Some things to look for, obvious or not

  • Check the date. Unfortunately not all beer as an expiration date or a packaged date. If it has a date and it’s a hoppy beer, you might as well put it back and move on if the date is more than three months old.
  • Look at the color. If it’s cloudy and it’s not really supposed to be a hazy beer, something ain’t right.
  • Is it sealed? Once in a while a bottle is not sealed right and there might be a little junk around the camp. Also, if you open it up and there is no “pachsst” sound or no carbonation leaving, probably not a good thing.

What is the shelf life of beer?

This depends on the style.

IPAs and Pales are getting old as soon as they are put into a can. Ideally they are best on day one. Realistically, you have a good three month window on hoppy beers – maybe a little longer if it is one that is high in alcohol.

Lager and Pilsners last longer. To me, they are already kinda skunked but that’s just personal preference. Unless it’s a hoppy lager, it does not make much difference as far as I am concerned. But fresh is always best.

Stouts and Porters are good ones to cellar if they are high in alcohol and are low in adjuncts like, say, coffee. So drinking an old stout is totally cool and even encouraged.

Sours can be better the older they get. They can also get worse. Drink it and take some notes in your beer drinking notebook.

Is it safe to drink after the expiration date?

Yes, mostly. Being there is alcohol involved, most of the bad stuff that could develop in old liquid, won’t get a chance to live. So yeah, it’s pretty safe to drink.

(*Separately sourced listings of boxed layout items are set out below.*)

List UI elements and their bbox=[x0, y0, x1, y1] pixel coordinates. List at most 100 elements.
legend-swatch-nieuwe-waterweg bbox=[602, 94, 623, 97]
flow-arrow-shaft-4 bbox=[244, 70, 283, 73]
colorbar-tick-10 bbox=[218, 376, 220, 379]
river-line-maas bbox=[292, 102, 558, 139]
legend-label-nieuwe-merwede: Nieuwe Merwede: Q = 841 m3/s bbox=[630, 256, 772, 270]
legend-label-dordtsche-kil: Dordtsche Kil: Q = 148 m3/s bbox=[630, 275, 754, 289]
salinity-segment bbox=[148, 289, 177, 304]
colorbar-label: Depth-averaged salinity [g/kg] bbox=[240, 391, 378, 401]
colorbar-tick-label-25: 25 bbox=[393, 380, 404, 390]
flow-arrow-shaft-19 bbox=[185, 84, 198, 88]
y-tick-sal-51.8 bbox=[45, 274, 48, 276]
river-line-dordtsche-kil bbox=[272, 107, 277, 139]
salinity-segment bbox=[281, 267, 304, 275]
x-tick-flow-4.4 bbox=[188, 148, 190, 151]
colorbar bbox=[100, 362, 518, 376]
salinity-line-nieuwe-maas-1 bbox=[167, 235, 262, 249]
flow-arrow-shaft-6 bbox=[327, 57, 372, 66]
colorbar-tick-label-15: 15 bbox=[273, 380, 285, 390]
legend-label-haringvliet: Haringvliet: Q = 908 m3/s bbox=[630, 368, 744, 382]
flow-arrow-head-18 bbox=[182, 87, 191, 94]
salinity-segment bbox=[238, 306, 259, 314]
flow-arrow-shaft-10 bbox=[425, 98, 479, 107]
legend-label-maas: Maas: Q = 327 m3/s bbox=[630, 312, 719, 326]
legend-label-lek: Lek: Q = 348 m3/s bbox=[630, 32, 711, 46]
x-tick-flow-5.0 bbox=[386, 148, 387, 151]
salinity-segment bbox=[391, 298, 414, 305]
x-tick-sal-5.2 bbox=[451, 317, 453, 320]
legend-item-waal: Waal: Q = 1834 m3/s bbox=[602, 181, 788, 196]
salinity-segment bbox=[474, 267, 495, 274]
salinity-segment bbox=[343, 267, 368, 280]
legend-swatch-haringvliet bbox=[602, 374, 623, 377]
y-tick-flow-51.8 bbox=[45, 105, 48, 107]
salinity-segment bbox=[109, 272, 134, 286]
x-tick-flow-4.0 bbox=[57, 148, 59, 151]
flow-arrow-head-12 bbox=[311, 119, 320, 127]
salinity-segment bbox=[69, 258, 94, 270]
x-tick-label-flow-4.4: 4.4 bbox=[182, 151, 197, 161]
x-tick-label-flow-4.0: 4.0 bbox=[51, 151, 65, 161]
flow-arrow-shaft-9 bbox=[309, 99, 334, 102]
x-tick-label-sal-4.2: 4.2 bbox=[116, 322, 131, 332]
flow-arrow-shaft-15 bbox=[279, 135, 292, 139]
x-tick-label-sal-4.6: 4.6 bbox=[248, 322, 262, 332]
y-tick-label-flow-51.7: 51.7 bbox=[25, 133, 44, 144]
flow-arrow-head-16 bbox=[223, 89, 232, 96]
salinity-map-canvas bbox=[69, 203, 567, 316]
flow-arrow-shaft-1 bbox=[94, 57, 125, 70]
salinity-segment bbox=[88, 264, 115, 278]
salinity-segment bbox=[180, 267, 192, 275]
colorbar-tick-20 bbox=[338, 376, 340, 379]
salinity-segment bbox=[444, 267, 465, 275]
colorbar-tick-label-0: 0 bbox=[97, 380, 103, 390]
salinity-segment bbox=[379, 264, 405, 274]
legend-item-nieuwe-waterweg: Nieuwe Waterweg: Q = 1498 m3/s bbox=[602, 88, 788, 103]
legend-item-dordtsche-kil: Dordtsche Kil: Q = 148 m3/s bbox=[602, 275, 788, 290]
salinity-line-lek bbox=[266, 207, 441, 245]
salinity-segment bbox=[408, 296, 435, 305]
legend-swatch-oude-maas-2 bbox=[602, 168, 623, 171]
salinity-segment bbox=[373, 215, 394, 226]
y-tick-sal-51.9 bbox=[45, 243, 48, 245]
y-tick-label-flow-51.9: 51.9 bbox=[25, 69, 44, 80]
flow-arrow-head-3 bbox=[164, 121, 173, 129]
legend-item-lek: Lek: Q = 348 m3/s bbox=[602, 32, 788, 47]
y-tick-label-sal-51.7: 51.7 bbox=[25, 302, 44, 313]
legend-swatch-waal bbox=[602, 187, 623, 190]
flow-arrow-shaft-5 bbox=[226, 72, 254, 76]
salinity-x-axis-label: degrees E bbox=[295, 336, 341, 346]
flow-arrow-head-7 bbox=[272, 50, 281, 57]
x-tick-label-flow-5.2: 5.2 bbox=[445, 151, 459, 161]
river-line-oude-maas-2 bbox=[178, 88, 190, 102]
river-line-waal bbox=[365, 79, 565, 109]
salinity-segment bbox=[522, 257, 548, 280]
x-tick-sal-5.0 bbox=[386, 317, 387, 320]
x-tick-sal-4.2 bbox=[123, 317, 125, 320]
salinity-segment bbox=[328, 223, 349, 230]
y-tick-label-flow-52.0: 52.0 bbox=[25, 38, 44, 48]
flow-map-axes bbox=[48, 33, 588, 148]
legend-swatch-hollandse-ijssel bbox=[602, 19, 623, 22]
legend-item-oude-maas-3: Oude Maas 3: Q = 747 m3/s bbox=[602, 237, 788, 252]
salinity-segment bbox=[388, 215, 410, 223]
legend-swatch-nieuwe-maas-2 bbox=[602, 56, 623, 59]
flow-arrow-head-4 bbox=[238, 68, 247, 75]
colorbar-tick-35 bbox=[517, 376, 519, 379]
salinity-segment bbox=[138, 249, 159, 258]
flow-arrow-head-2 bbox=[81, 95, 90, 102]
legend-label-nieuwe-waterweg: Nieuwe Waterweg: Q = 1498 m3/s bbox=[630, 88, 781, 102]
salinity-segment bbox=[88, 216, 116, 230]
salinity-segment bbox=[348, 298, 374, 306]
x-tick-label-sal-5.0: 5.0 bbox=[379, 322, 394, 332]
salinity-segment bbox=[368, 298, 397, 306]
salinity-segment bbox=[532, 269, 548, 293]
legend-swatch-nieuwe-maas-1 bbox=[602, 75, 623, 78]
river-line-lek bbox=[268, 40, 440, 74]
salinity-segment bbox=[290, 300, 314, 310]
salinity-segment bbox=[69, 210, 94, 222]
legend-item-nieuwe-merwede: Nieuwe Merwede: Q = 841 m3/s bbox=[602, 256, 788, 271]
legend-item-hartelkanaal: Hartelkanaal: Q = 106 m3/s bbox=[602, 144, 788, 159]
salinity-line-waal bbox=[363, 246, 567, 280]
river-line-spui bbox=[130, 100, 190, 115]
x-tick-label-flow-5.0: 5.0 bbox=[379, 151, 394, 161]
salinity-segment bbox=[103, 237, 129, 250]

Really, all you’re risking is a possible slightly rough day tomorrow on your bathroom break. Totally worth it, I say. Heck, a really good hazy beer can mess up your system much more than an old beer can.

If your beer is infected, that’s another thing. If you want to be able to tell exactly what the infection is, you can read up on it at the Thrillist.

How to read beer expiration dates

If you’re lucky enough to be holding a beer with an actual date printed on it, you’re cool and we can figure this out.

  • Date it was packaged (when it was put in a bottle or can).
  • Best buy date. (The date the brewery wants you to drink it buy)
  • Julian date. Some breweries use this and I don’t have the brain power to explain it to you here. But Sciencing knows how to calculate the Julian date so I will leave it to them.

The best for us, the drinker, is the “born on” or packaged date because it lets YOU decided what is the best date to drink it.

Also good when the brewery markets the actual beer to be drank by a certain date like Stone does with its Enjoy By series:

Tip to brewers: I love when breweries get cute with the stamp/date on the bottom of their cans. But not when I cannot figure out if the date is a packaged date or a drink-by date.

Drinking expired beer

It is tough to throw out or “drain pour” beer. I know. I have a Pizza Port “Swami” IPA in the fridge that is over a year old and I can’t seem to let go of it. I really want to figure out how I can drink old IPAs and still enjoy them.

Like, be so good at tasting old beer that I can actually enjoy it. Maybe the Beer Temple has found a way to do that:

It’s something to try anyway. There are days I have used a gas credit card to buy beer so I can be desperate enough to drink old beer.

So, Does Beer Expire? Yes and No

Beer does expire. But it’s different from going bad and being infected. If it’s simply old, it’s safe to drink. You just might have to work at it to make it enjoyable.